The Environmental Investigation Agency has recently released a new report which states that, despite what they say and what they do when in the public eye, Chinese officials are actually encouraging tiger trade.To put it in a nutshell, said organization maintains that the Chinese government is merely pretending that it wants to help the species escape extinction, and that their working agenda mainly revolves around creating a demand for this internationally banned and frowned upon trade.
According to the Environmental Investigation Agency, the Chinese government is not as efficient as it ought to be when it comes to destroying tiger bones taken from captive-bred animals, despite its having banned the use of these animal parts back in 1993.
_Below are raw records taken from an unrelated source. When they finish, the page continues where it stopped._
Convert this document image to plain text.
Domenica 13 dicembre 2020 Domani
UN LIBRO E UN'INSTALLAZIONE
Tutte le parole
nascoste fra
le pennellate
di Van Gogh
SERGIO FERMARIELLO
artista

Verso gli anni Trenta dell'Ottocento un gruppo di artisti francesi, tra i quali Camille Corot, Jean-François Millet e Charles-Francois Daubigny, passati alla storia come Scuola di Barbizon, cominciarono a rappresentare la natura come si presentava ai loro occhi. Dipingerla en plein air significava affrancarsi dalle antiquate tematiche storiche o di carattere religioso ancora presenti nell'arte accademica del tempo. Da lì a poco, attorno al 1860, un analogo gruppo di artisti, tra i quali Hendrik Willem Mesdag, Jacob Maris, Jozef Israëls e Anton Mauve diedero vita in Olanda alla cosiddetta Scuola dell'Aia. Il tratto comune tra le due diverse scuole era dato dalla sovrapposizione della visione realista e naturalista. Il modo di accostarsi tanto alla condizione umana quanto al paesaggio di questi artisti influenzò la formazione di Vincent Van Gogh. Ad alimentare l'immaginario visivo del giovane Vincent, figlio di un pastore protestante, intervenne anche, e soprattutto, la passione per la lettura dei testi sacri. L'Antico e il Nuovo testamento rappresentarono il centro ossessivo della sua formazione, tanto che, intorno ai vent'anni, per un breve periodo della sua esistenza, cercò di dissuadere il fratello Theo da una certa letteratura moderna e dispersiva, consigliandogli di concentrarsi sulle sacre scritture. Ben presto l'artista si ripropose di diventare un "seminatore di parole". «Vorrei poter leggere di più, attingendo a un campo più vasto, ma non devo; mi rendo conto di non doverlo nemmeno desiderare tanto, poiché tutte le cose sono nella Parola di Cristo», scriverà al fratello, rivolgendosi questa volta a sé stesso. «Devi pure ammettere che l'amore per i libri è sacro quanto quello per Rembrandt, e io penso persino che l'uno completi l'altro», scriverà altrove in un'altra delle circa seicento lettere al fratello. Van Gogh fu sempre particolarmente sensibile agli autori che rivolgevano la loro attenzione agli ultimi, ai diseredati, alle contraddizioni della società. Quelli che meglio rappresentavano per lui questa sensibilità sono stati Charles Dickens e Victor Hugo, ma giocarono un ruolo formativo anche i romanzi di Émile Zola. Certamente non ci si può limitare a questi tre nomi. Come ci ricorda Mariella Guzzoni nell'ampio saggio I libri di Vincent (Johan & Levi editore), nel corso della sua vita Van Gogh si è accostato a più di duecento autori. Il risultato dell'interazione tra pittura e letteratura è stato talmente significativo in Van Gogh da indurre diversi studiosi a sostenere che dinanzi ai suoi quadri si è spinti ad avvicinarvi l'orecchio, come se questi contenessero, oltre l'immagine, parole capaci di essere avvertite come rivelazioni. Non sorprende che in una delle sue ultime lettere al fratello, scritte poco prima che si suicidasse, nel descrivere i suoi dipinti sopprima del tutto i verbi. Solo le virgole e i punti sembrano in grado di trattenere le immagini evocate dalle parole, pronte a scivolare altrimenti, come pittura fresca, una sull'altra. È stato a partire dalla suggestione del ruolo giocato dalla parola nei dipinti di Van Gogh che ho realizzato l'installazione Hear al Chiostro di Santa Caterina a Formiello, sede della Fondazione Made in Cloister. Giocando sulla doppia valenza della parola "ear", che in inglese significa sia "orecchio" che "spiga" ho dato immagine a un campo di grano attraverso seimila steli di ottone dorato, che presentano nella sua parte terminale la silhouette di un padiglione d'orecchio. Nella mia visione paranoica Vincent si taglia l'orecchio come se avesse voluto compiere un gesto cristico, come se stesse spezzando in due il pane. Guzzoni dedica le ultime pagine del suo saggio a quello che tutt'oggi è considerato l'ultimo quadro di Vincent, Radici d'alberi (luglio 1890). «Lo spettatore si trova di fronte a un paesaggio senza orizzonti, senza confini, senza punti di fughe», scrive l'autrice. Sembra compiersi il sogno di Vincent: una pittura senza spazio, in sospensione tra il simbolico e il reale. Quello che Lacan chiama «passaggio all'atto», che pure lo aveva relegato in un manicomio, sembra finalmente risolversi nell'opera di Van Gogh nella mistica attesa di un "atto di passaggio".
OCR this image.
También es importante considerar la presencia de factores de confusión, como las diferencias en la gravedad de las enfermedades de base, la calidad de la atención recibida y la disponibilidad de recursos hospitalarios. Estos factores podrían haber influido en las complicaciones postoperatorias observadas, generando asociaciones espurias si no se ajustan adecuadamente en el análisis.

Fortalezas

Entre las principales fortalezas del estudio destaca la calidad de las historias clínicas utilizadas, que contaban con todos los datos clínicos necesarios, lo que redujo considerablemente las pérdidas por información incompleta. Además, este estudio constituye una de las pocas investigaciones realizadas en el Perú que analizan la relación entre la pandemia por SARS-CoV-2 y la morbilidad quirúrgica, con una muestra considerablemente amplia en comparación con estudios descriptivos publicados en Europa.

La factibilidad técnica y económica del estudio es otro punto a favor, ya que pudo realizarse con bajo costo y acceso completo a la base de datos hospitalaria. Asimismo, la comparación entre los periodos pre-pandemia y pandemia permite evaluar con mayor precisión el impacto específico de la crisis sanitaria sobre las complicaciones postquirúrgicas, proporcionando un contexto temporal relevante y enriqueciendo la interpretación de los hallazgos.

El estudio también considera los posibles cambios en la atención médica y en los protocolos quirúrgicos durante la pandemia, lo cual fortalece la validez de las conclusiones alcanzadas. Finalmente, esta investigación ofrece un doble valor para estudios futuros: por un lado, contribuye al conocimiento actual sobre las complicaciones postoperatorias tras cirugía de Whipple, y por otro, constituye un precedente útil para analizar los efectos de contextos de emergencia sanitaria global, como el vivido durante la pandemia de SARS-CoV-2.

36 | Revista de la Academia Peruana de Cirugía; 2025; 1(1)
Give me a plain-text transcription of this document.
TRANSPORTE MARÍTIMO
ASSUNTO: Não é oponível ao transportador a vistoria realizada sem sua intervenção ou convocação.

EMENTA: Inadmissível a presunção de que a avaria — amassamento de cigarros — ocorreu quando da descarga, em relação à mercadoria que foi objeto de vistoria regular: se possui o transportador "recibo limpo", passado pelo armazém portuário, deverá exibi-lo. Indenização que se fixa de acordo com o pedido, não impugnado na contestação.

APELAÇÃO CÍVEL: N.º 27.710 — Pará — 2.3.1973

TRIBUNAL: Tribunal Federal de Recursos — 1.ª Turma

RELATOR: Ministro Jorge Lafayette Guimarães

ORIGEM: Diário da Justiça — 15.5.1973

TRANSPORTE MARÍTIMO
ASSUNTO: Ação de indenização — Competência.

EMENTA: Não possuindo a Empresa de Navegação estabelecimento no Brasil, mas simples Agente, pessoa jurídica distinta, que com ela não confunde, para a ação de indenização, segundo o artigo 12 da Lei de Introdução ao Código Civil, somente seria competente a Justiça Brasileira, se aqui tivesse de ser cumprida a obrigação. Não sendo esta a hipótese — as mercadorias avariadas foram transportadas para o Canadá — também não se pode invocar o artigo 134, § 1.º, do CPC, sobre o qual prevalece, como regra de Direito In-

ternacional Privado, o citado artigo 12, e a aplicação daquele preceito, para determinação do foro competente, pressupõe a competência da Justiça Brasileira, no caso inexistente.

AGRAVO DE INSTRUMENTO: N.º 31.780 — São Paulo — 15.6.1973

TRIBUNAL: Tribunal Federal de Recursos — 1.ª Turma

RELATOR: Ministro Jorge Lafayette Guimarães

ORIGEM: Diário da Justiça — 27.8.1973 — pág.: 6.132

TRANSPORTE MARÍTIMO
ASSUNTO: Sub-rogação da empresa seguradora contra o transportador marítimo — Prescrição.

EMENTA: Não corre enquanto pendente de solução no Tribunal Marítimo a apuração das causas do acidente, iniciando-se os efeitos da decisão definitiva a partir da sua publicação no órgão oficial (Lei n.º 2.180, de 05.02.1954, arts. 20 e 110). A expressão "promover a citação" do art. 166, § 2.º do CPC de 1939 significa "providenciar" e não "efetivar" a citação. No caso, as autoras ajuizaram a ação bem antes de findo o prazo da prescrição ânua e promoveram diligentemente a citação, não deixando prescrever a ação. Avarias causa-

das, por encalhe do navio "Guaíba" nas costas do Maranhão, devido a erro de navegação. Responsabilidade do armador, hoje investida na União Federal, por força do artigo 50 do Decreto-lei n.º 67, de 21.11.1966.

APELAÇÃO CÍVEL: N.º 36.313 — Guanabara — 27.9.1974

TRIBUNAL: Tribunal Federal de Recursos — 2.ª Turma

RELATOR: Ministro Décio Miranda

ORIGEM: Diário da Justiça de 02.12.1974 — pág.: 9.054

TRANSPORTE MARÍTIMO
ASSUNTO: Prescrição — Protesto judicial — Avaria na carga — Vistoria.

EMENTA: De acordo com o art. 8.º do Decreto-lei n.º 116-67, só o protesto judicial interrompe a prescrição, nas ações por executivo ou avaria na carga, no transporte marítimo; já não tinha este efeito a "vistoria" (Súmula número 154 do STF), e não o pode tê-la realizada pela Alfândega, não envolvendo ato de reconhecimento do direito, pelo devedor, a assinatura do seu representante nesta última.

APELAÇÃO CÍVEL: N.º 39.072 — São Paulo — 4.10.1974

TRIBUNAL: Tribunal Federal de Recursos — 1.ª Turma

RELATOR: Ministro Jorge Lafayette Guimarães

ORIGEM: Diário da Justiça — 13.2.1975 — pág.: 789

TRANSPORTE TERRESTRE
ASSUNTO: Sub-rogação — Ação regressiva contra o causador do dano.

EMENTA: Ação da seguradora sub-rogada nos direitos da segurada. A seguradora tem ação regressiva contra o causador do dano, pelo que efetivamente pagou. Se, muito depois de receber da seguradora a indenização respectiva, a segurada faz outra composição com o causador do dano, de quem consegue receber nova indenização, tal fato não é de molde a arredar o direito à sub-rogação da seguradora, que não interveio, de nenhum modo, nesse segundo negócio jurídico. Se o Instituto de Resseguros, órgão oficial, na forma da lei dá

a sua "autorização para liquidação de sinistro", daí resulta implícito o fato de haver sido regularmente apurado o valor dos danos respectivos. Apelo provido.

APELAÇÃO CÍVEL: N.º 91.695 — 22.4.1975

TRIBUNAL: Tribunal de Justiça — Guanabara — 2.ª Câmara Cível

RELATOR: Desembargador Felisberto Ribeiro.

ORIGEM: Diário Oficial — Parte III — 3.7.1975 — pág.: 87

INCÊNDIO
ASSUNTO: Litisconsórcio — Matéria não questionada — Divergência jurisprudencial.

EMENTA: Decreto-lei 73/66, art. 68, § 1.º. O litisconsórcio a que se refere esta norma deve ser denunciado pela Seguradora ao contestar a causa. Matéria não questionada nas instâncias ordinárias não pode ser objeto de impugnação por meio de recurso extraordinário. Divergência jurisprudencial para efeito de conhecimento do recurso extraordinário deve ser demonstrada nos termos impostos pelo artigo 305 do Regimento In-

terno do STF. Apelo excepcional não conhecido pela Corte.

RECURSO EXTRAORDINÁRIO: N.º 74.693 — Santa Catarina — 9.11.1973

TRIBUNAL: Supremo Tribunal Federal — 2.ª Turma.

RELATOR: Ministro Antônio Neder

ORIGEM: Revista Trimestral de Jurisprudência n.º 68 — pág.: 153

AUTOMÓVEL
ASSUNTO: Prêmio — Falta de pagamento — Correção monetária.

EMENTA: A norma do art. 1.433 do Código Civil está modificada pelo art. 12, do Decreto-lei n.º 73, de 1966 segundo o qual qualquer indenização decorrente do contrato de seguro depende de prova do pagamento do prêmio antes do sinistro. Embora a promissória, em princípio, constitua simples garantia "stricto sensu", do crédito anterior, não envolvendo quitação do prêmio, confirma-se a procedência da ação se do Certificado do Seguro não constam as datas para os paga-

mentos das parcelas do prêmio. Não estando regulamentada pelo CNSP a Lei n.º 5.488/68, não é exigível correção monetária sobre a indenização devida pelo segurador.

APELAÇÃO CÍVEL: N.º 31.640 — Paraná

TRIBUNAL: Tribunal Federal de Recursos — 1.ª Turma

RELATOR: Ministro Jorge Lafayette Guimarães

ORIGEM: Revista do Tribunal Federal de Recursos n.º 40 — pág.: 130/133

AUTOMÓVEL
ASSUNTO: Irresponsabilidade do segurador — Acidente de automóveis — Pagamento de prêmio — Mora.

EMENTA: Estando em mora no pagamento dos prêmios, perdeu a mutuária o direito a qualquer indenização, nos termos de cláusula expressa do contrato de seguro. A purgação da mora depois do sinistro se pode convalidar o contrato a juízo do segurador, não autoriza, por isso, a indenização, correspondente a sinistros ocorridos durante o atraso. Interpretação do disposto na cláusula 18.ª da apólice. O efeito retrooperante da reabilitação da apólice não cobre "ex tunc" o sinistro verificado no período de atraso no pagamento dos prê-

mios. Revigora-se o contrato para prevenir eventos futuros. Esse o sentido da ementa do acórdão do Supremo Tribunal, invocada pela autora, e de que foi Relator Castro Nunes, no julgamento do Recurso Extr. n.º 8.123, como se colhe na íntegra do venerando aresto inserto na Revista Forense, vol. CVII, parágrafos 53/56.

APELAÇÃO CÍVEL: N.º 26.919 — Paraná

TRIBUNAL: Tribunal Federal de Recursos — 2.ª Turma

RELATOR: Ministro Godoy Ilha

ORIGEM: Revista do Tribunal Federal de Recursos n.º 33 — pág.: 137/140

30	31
It is the organization's belief that, because these tiger bones are not dealt with accordingly, i.e. they are not destroyed, some of the country's residents end up believing that such trading activities will soon become legal once again, Mongabay informs us.
Furthermore, it appears that the practice of marketing various animal parts is still rather popular in this part of the world, even if ongoing rules and regulations explicitly prohibit it.
“During just several days, EIA [Environmental Investigation Agency] investigators were offered three fresh tiger skins, one leopard skin, one snow leopard skin and big cat bones, teeth and claws,” reads the report released by these conservationists.
Speaking about the findings of this investigation into how the Chinese government is really dealing with the needs to safeguard our planet's remaining tiger population, Debbie Banks, currently employed as the head of the Environmental Investigation Agency's Tiger Campaign, argued as follows:
“The stark contradiction between China's international posture supporting efforts to save the wild tiger and its inward-facing domestic policies which stimulate demand and ultimately drive the poaching of wild tigers represents one of the biggest cons ever perpetrated in the history of tiger conservation.”
As the Environmental Investigation Agency explains, wild tigers can only be saved if all trading activities having to do with buying and selling such animal parts are put an end to.
Thus, it matters very little whether or not these bodily parts come from wild or captive-bred animals as long as the result is that the industry is kept up and running.